Development of an HPLC Method for the Quantitation of Bisoprolol Enantiomers in Pharmaceutical Products using a Teicoplanin Chiral Stationary Phase and Fluorescence Detection

Abstract

A selective high performance liquid chromatographic (HPLC) method was developed for the separation and quantification of bisoprolol enantiomers in pharmaceutical products. The method is highly specific where another co-formulated drug, hydrochlorothiazide, did not interfere. Baseline resolution was achieved by using teicoplanin macrocyclic antibiotic chiral stationary phase (CSP), known as Chirobiotic T, with fluorescence detection at excitation/emission wavelengths 275/305 nm. The polar ionic mobile phase (PIM) consisting of methanol‐glacial acetic acid‐triethylamine, (100:0.020:0.025), (v/v/v) has been used at a flow rate of 1.5 mL/min. All analytes with S‐(−)‐atenolol as the internal standard were conducted at room temperature. The stability of bisoprolol enantiomers under different degrees of temperature was also studied.
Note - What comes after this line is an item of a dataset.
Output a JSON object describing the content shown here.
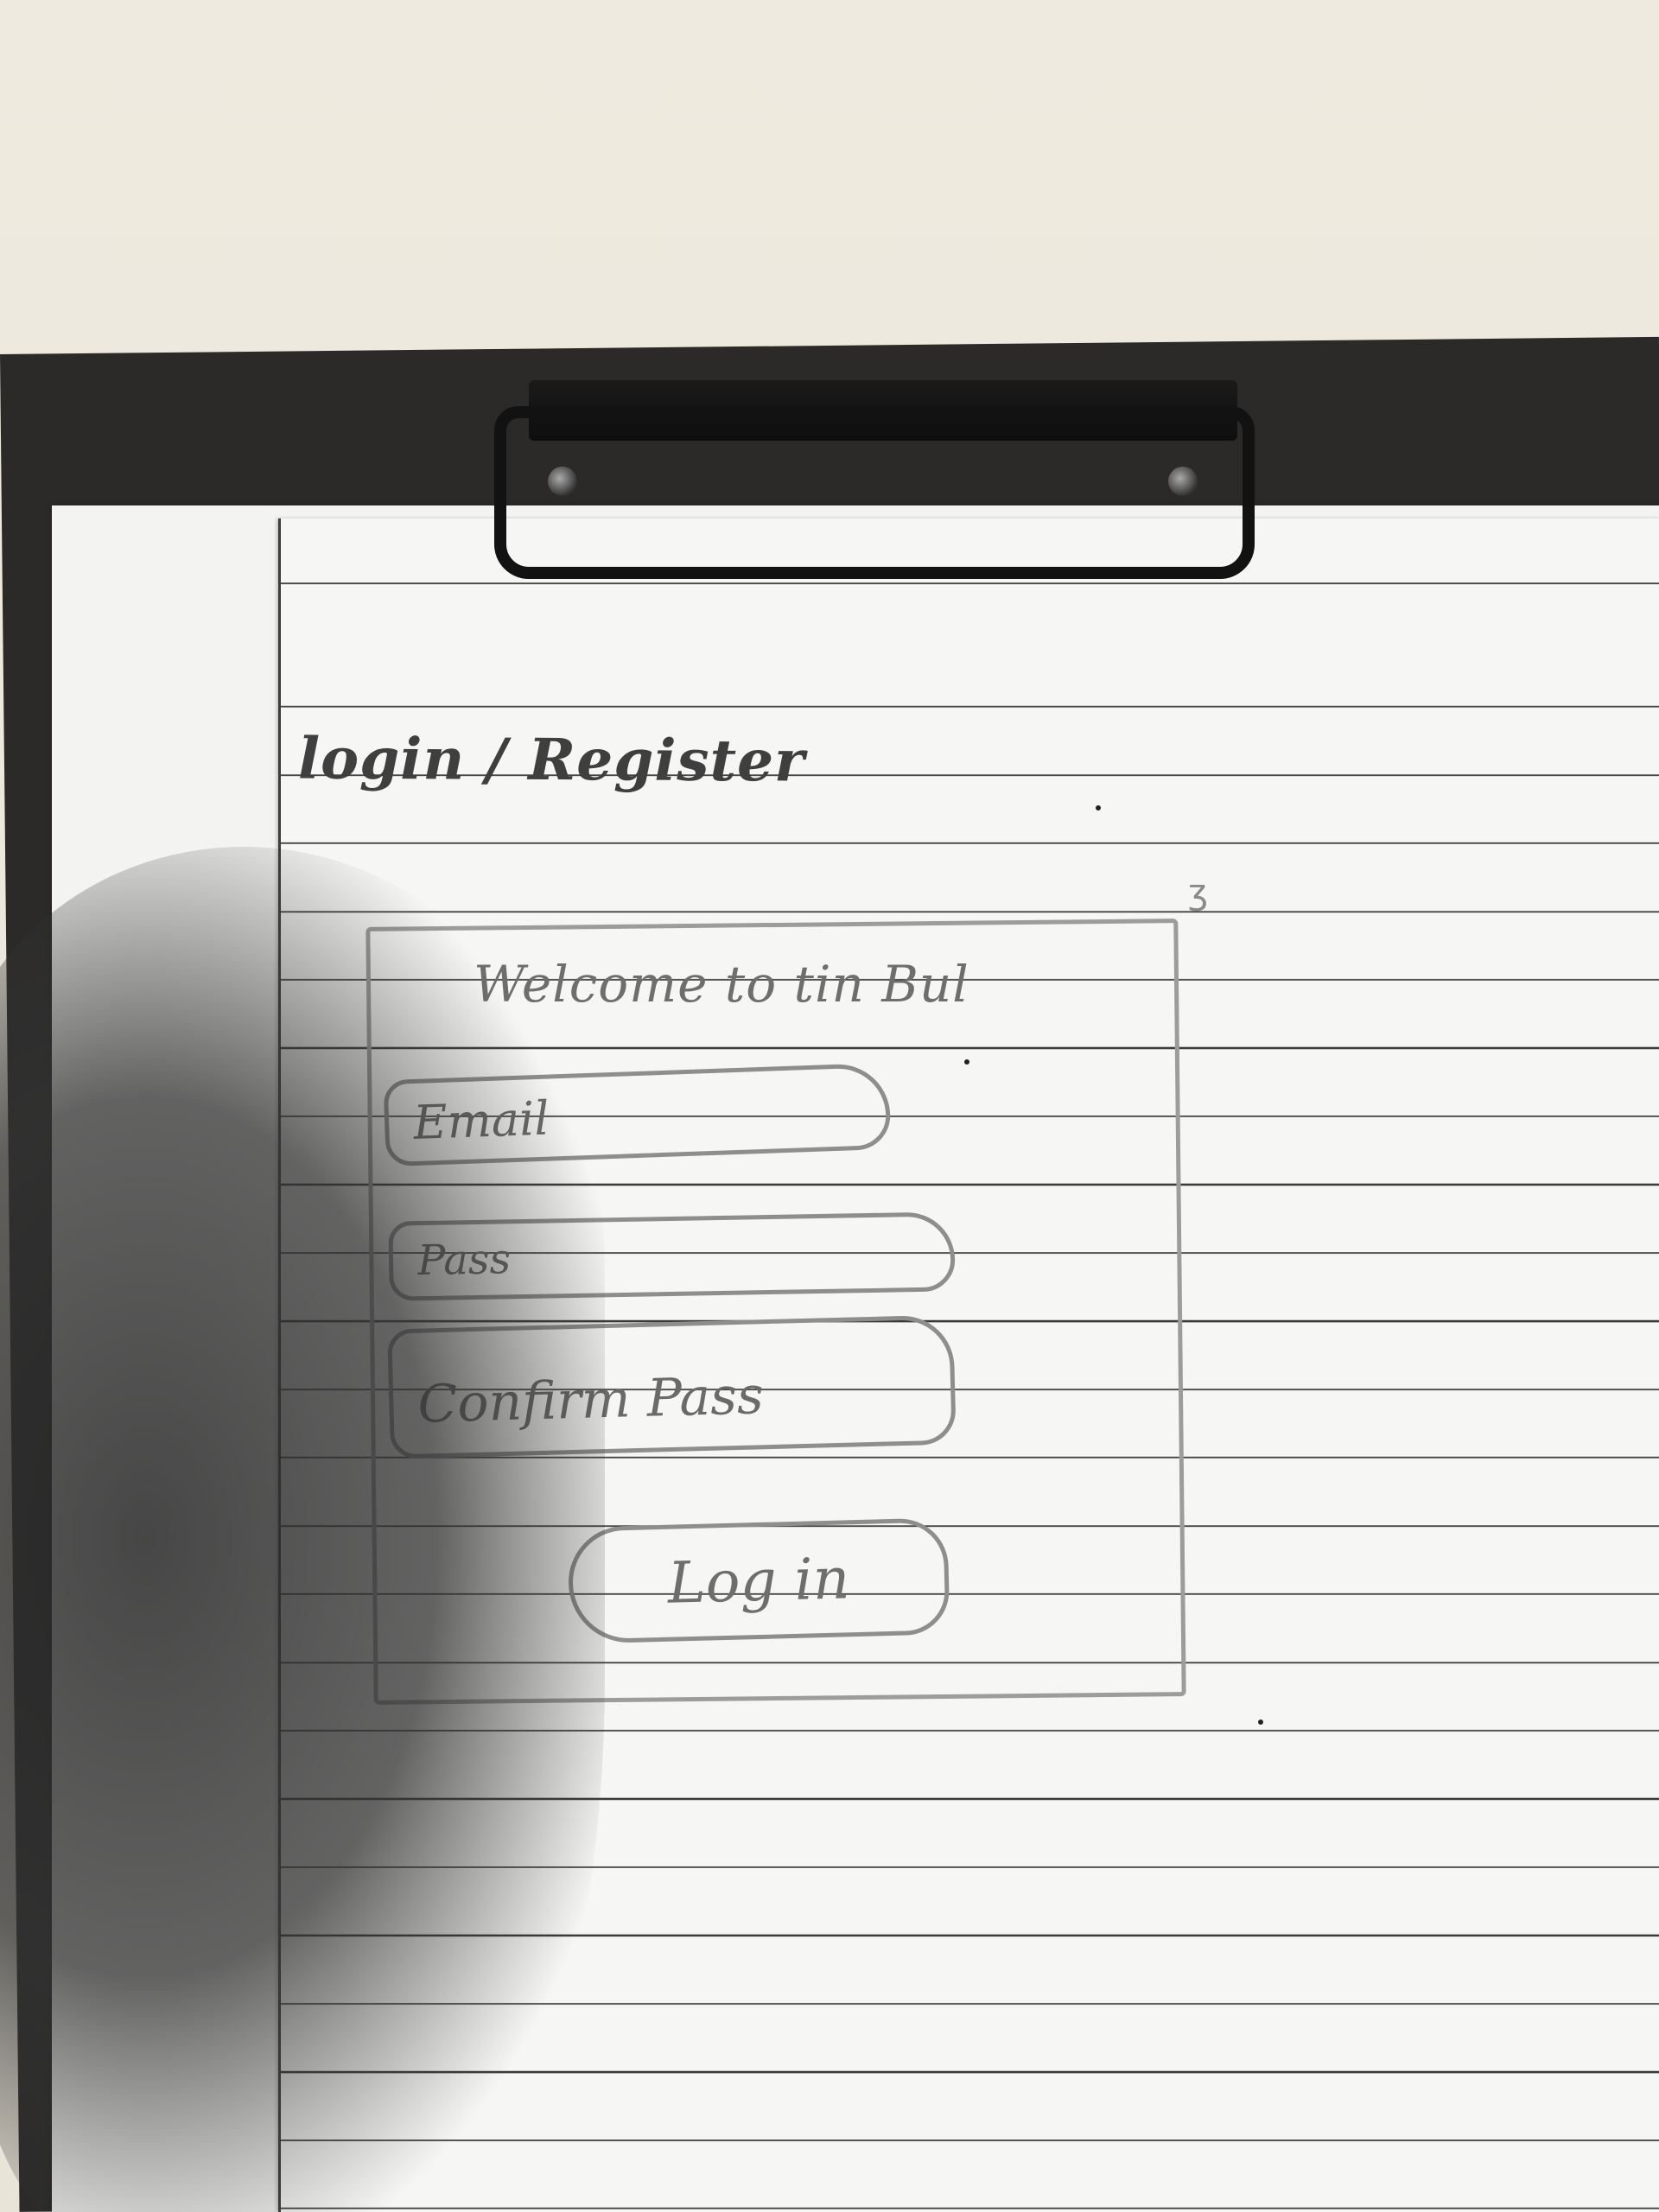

The results showed that the drug is stable for at least 7 days at 70°C. The method was validated for its linearity, accuracy, precision, and robustness. An experimental design was used during validation to evaluate method robustness. The calibration curves were linear over the range of 5‐250 ng/mL for each enantiomer, with a correlation coefficient of 0.999 for both enantiomers. The overall recoveries of S‐(−)‐ and R‐(+)‐bisoprolol from pharmaceutical products ranged from 97.6 to 100.5% with %RSD ranging from 0.7 to 2.6%. The limit of quantification (LOQ) and limit of detection (LOD) for each enantiomer were 5 and 2 ng/mL, respectively. The method proved to be of chiral quality control for bisoprolol formulations by HPLC.